Over 70 billion plastic nurdles in sea after X-Press Pearl disaster

The X-Press Pearl disaster, in which a cargo ship carrying chemicals caught on fire off the coast of Sri Lanka in May 2021, has resulted in the spillage of an estimated 70 billion nurdles (spherical pieces of plastic) into the ocean.

According to a study published in the Environmental Journal of the American Chemical Society, the M/V X-Press Pearl cargo ship caught fire 18 km off the west coast of Sri Lanka and spilled approximately 1,680 tons of spherical pieces of white plastic or ‘nurdles’, measuring just 5mm wide.

Nurdles are the preproduction plastic used to manufacture a wide range of end products. The report states that exposure to combustion, heat, and chemicals led to agglomeration, fragmentation, charring, and chemical modification of the plastic, creating an unprecedented complex spill of visibly burnt plastic and unburnt nurdles. These pieces span a continuum of colours, shapes, sizes, and densities with high variability that could impact cleanup efforts, alter transport in the ocean, and potentially affect wildlife.
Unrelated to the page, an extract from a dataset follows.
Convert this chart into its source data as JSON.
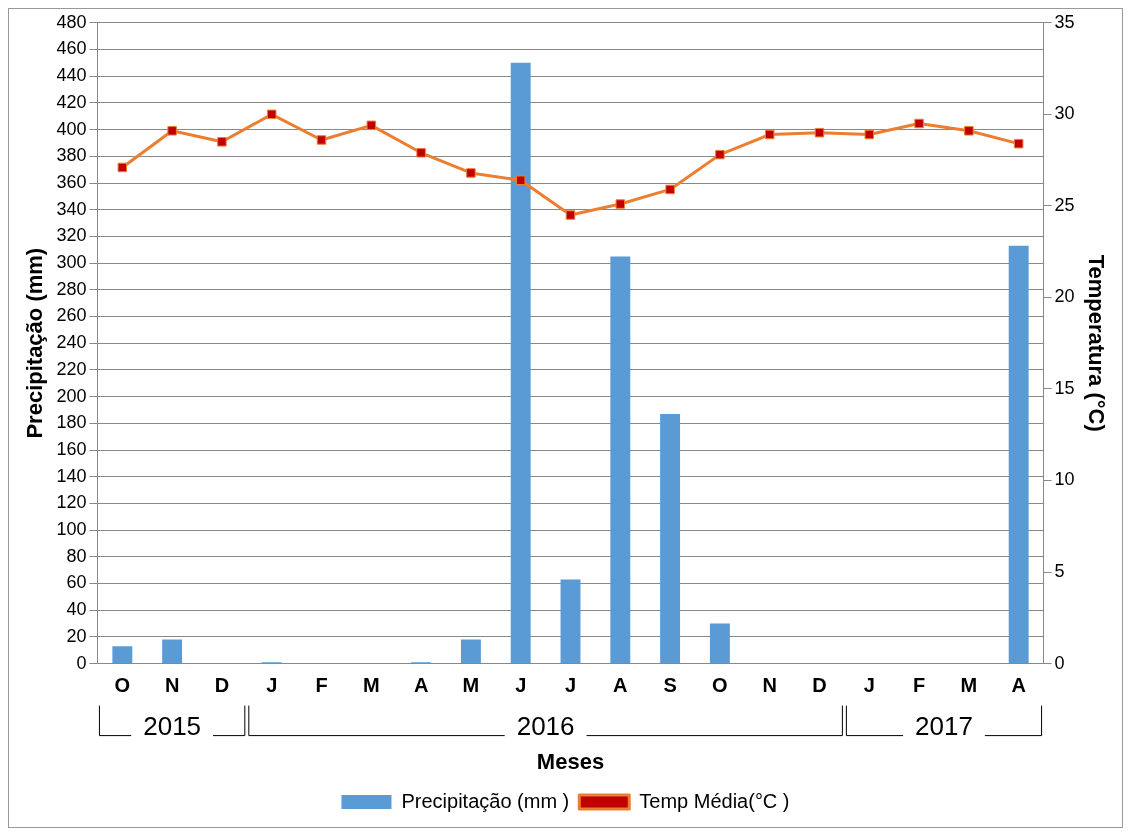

X-Press Pearl was carrying 1,486 containers with 25 tons of nitric acid, other chemicals, and cosmetics before it sank off the Port of Colombo on 2 June after burning for almost two weeks. The environmental impact on the ocean habitat and shores of Sri Lanka has been catastrophic.

Visibly burnt plastic was three-fold more chemically complex than visibly unburnt nurdles. This added chemical complexity included combustion-derived polycyclic aromatic hydrocarbons. A portion of the burnt material contained petroleum-derived biomarkers, indicating that it encountered some fossil-fuel products during the spill. The findings of this research highlight the added complexity caused by the fire and subsequent burning of plastic for cleanup operations, monitoring, and damage assessment and provides recommendations to further understand and combat the impacts of this and future spills.

According to local reports, sea turtles and dolphins washed ashore following the incident as a result of suspected poisoning by toxins released from X-Press Pearl’s cargo.